Seriously, though, I still can't tell if this mobile blogging is a good or bad thing. Neat? Oh. Fo. Sho. But good? I have no idea. Is this kind of instant sharing wherever whenever the point? Or just a bastardization of it? I guess we'll find out...
Cyber-crapping on the move...
Just set this up... Mobile blogging. Next thing you know I'll be dragging my cyber friends to a virtual toilet while I crap in real-time. Word.
My Great Failure
So, it's been a while since I've posted anything, mostly because, well, I've had little to say. It's not that things haven't been happening, life continues to move forward with an almost imperceptible tempo, but I just haven't been compelled to commentary, I guess. But that changes here. My father suggested that I continue to write and post something, anything, if only to make an effort to mark my days, and as always, it's good advice. He and my mother just recently moved to the Philippines, half way across the globe on a small island paradise.
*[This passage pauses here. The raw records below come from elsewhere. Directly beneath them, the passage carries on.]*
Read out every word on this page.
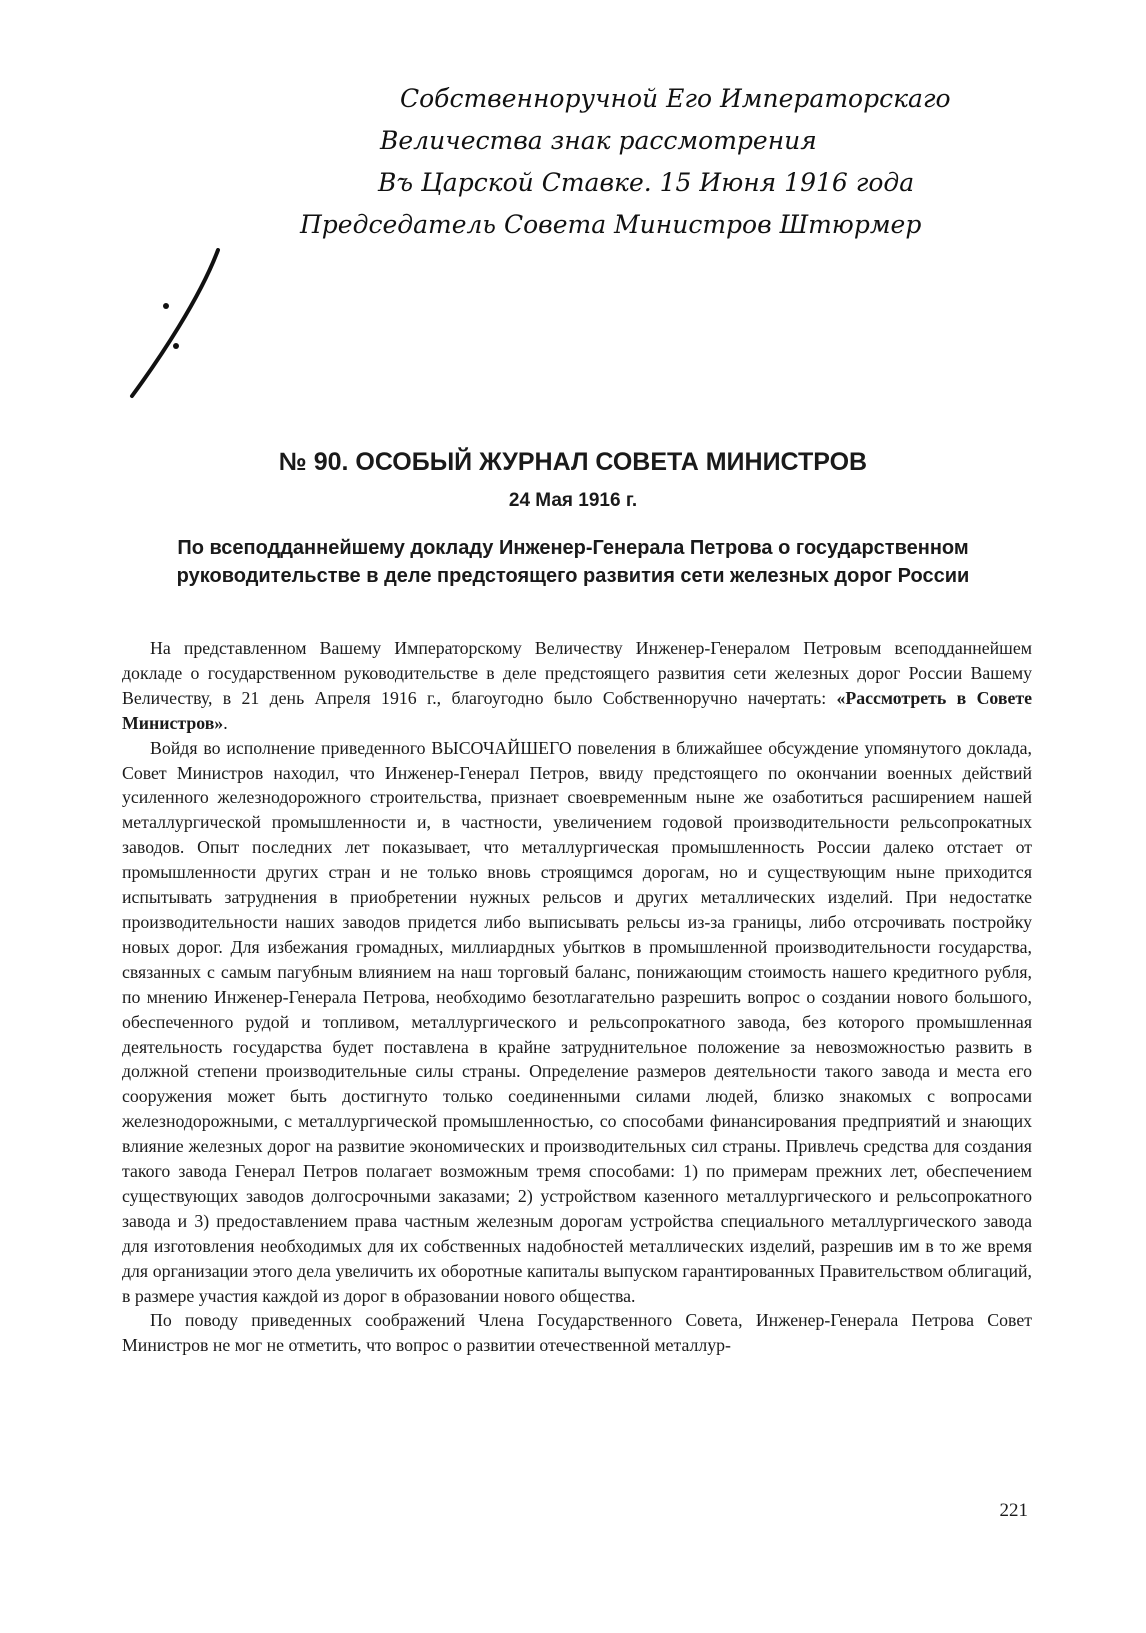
Собственноручной Его Императорскаго
Величества знак рассмотрения
Въ Царской Ставке. 15 Июня 1916 года
Председатель Совета Министров Штюрмер
№ 90. ОСОБЫЙ ЖУРНАЛ СОВЕТА МИНИСТРОВ
24 Мая 1916 г.
По всеподданнейшему докладу Инженер-Генерала Петрова о государственном руководительстве в деле предстоящего развития сети железных дорог России

На представленном Вашему Императорскому Величеству Инженер-Генералом Петровым всеподданнейшем докладе о государственном руководительстве в деле предстоящего развития сети железных дорог России Вашему Величеству, в 21 день Апреля 1916 г., благоугодно было Собственноручно начертать: «Рассмотреть в Совете Министров».

Войдя во исполнение приведенного ВЫСОЧАЙШЕГО повеления в ближайшее обсуждение упомянутого доклада, Совет Министров находил, что Инженер-Генерал Петров, ввиду предстоящего по окончании военных действий усиленного железнодорожного строительства, признает своевременным ныне же озаботиться расширением нашей металлургической промышленности и, в частности, увеличением годовой производительности рельсопрокатных заводов. Опыт последних лет показывает, что металлургическая промышленность России далеко отстает от промышленности других стран и не только вновь строящимся дорогам, но и существующим ныне приходится испытывать затруднения в приобретении нужных рельсов и других металлических изделий. При недостатке производительности наших заводов придется либо выписывать рельсы из-за границы, либо отсрочивать постройку новых дорог. Для избежания громадных, миллиардных убытков в промышленной производительности государства, связанных с самым пагубным влиянием на наш торговый баланс, понижающим стоимость нашего кредитного рубля, по мнению Инженер-Генерала Петрова, необходимо безотлагательно разрешить вопрос о создании нового большого, обеспеченного рудой и топливом, металлургического и рельсопрокатного завода, без которого промышленная деятельность государства будет поставлена в крайне затруднительное положение за невозможностью развить в должной степени производительные силы страны. Определение размеров деятельности такого завода и места его сооружения может быть достигнуто только соединенными силами людей, близко знакомых с вопросами железнодорожными, с металлургической промышленностью, со способами финансирования предприятий и знающих влияние железных дорог на развитие экономических и производительных сил страны. Привлечь средства для создания такого завода Генерал Петров полагает возможным тремя способами: 1) по примерам прежних лет, обеспечением существующих заводов долгосрочными заказами; 2) устройством казенного металлургического и рельсопрокатного завода и 3) предоставлением права частным железным дорогам устройства специального металлургического завода для изготовления необходимых для их собственных надобностей металлических изделий, разрешив им в то же время для организации этого дела увеличить их оборотные капиталы выпуском гарантированных Правительством облигаций, в размере участия каждой из дорог в образовании нового общества.

По поводу приведенных соображений Члена Государственного Совета, Инженер-Генерала Петрова Совет Министров не мог не отметить, что вопрос о развитии отечественной металлур-

221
My mother is ill, and with the mounting medical bills and the ever looming recession creeping into the American economic system, it was the right move. They can stretch their social security money there and afford to have some in home help so my dad didn't have to bear the sole responsibility of my mom's care, which I can only imagine was difficult at best, heartbreaking at worse. There they are, just retired and looking to enjoy the much deserved relaxation they've been working their entire lives for and, boom. A mysterious, debilitating disease hits my mom and my dad has to watch the woman he loves slowly deteriorate in front of him. He's a strong man, and he took the responsibility in a stride that can only come from a deep and abiding faith in knowing what's right and good and decent. He has his flaws, but when I think about what he's going through and the pain and stress he has to carry everyday, it breaks my heart. I'm proud of my dad. He's the type of man I hope to become someday, but with what's happening, I can't help but note the stark differences. I didn't call much while they were still in the states. I didn't visit as often as I could have. I couldn't. While he sees her everyday and compares his 36 years of marriage behind them to the few years ahead of them, I could barely handle hearing her weak and quiet voice on the phone without being overwhelmed. I distanced myself from their suffering knowing I was abandoning them, leaving them to do this without me because it was too much for me. It's terrible. I failed. And I continue to do so.